The last few weeks for me have been amazing. A few weeks ago on a Sunday afternoon we visited Rosita's Farm in Hartselle, where we met Karen Wynne and her family. She is smart and talented and I learned so much from visiting her farm and talking with her. She and her husband are building a brick oven on their 25 acres, where they also raise crops and chickens and cows. I learned how to hand-pollinate squash and identify garden pests. A few days later we ate dinner with our new friends the Lermas, who recently moved to Lacey's Spring and are looking at starting a CSA. They still had lots of boxes to unpack, but most of their books were already on shelves, and I was inspired by the amount of rich literature they are surrounding their children with. They taught us about Ethiopian food, showed me some new classical homeschool resources, and showed us what great hospitality looked like. Two days before our trip, the kids and I had lunch at Graves Grocery, where I talked to owner Pam Graves for a long time. She has such a heart for moms in our community. Her passion was beautiful. The next day, the kids and I had lunch (we were anticipating long days with Daddy working all night :)) at Missouri Jane's, a local Mexican food place where we always learn so much from talking with the owner, Beth. She lived in Honduras for four years with her husband who spoke no English, she no Spanish. :) She gave birth to her first baby, a ten pounder, in a hospital in Honduras with no medication! That day I also learned that she is a translator for Hispanics in the area who are trying to establish citizenship and she has such a passion! She taught me a lot about the immigration process and the difficulties for Hispanics in our area. She has courage and passion and it is just lovely. She also makes the best guacamole in the world!!! :)
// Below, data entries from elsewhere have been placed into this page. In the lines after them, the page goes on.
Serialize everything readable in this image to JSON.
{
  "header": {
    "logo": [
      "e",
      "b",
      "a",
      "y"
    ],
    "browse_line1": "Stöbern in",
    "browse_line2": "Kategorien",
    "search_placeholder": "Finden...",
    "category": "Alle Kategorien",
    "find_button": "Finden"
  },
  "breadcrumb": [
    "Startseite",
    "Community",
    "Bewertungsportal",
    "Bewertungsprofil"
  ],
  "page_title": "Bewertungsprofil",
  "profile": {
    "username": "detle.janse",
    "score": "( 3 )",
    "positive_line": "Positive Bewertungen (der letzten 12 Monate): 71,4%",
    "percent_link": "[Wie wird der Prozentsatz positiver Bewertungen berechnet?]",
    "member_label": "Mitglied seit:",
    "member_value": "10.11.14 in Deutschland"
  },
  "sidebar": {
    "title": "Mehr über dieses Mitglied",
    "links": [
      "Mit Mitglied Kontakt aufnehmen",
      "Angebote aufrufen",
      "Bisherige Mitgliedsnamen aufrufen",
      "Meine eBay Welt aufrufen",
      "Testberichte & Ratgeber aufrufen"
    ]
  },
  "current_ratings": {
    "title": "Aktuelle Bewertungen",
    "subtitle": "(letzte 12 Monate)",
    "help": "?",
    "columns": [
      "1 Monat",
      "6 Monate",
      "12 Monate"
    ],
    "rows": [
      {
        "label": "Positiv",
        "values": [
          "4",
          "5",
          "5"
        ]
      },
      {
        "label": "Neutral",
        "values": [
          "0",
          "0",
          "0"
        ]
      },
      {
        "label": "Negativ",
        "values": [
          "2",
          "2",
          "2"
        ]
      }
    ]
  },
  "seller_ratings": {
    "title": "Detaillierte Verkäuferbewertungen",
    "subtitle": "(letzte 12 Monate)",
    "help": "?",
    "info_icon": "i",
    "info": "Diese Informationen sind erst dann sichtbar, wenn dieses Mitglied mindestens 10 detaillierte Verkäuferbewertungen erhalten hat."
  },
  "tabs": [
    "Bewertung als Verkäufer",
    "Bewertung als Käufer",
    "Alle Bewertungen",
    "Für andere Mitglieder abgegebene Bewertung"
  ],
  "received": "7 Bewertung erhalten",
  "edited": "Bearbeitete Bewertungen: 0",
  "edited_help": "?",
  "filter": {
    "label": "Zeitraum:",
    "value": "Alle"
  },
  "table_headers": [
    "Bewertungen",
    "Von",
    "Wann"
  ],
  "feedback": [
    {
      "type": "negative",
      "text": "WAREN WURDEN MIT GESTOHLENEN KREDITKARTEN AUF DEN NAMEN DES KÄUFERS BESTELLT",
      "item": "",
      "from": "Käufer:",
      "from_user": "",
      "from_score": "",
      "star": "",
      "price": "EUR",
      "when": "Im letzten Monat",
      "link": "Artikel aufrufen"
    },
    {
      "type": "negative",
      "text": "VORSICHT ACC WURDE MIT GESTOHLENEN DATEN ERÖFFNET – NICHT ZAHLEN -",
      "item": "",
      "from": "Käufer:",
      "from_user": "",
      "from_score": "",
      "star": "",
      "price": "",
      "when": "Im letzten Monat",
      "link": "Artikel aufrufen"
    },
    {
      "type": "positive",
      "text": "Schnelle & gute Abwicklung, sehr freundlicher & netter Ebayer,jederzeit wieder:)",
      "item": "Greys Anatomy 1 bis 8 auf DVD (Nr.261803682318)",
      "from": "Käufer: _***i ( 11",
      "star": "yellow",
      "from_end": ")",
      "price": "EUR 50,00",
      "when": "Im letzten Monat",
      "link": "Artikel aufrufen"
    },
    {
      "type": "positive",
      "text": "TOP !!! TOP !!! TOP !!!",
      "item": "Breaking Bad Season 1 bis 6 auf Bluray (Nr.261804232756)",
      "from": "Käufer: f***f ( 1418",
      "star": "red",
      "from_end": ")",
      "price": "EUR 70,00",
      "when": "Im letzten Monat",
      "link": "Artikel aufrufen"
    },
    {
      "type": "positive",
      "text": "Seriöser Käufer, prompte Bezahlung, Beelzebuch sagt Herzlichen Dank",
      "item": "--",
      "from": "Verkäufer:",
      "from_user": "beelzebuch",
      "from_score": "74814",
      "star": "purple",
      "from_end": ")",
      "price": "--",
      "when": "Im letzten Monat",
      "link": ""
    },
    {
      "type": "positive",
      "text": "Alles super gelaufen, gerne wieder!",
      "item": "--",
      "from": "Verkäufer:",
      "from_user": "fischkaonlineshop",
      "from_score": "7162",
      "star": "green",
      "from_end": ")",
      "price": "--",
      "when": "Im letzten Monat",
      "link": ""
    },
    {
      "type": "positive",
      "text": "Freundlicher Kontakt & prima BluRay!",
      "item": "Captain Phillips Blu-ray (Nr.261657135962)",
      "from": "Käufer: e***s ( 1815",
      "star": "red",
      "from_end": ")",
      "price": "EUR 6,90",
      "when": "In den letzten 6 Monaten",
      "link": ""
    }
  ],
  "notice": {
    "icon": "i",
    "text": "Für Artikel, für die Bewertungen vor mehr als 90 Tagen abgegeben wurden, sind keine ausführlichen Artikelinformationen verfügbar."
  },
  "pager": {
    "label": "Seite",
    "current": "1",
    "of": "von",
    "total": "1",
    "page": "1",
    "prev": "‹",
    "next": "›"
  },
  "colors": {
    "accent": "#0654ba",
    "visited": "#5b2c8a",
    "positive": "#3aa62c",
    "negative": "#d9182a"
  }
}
So I began to think about these women and how insignificant their size or weight is. They are radiant and noble. They are wise. They have so much more to offer than their looks, although they are also each very beautiful.
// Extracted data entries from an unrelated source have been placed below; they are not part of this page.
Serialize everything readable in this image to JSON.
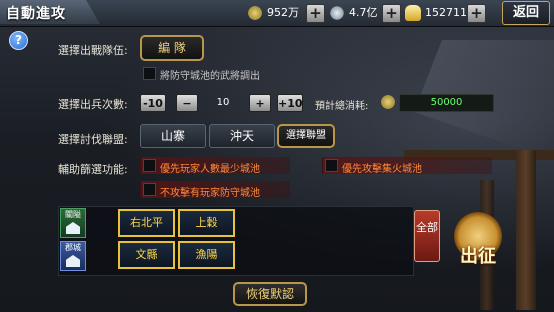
{
  "window": {
    "title": "自動進攻"
  },
  "resources": {
    "grain": "952万",
    "silver": "4.7亿",
    "gold": "152711"
  },
  "back_label": "返回",
  "help_icon": "?",
  "form": {
    "team": {
      "label": "選擇出戰隊伍:",
      "button": "編 隊",
      "checkbox_text": "將防守城池的武將調出"
    },
    "count": {
      "label": "選擇出兵次數:",
      "minus10": "-10",
      "minus": "−",
      "value": "10",
      "plus": "+",
      "plus10": "+10",
      "cost_label": "預計總消耗:",
      "cost_value": "50000"
    },
    "alliance": {
      "label": "選擇討伐聯盟:",
      "options": [
        "山寨",
        "沖天",
        "選擇聯盟"
      ],
      "selected": "選擇聯盟"
    },
    "filter": {
      "label": "輔助篩選功能:",
      "options": [
        "優先玩家人數最少城池",
        "優先攻擊集火城池",
        "不攻擊有玩家防守城池"
      ]
    }
  },
  "cities": {
    "row1_tag": "關隘",
    "row2_tag": "郡城",
    "row1": [
      "右北平",
      "上穀"
    ],
    "row2": [
      "文縣",
      "漁陽"
    ],
    "all_button": "全部"
  },
  "seal_text": "出征",
  "reset_label": "恢復默認",
  "colors": {
    "accent_gold": "#b8964a",
    "cost_green": "#6cff6c",
    "filter_orange": "#ff8a3a",
    "city_yellow": "#e8c23a"
  }
}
The day after we returned from our trip, we attended The BAKE (Baby and Kids Expo), presented by my dear friend Jessica, AKA Chatty Claire. She has been my friend, sister, confidante, La Leche League cheerleader, even my unofficial doula/birth coach. Now she put together the absolute best expo I had ever attended. It was everything I love: natural products, Montessori, essential oils, baby wearing, breastfeeding, cloth diapering, natural birthing, with all these people I love in attendance. :) Many of her passions are also my passions, so it was like a mecca or someone like me. :) I could see her heart and her vision everywhere I looked, and it was exhilirating. As I was sitting in the nursing area nursing Bethany, I did some people watching and observed that REAL WOMEN ARE BEAUTIFUL. We have flabby arms and stretch marks and bags under our eyes from sleep deprivation and a few wrinkles from laughing and crying and living a whole lot. We also have big, amazing hearts. And we are beautiful, all of us.
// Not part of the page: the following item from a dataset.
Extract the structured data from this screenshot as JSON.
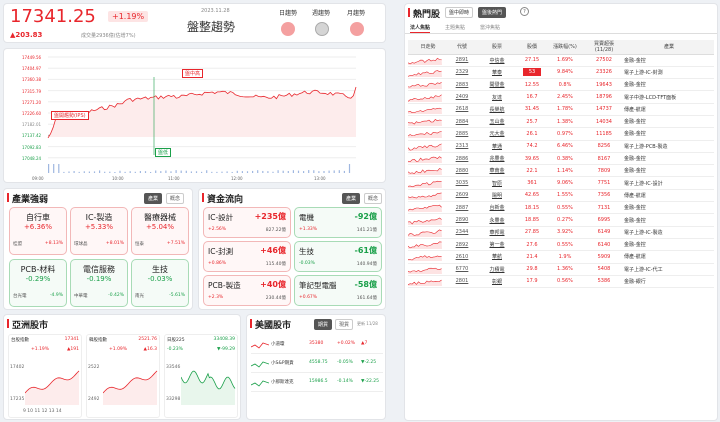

Today I got the privilege of attending a birthday party for the daughter of a mom I love a whole lot, Shannon King. She brews Clover Coffee, only the best coffee ever. I laughed with her and learned from her and knew that once again, here was a beautiful momma with passion and courage and skill and a great big heart.
I only had my head-on collision with reality for a short while at the beach before I thought of all these people and experiences that make my life so rich. And I thought, I am crazy abundantly richly blessed. And I had an awesome beach trip with my little Rodgers family. I enjoyed every moment.
I am beautiful too, just like my friends.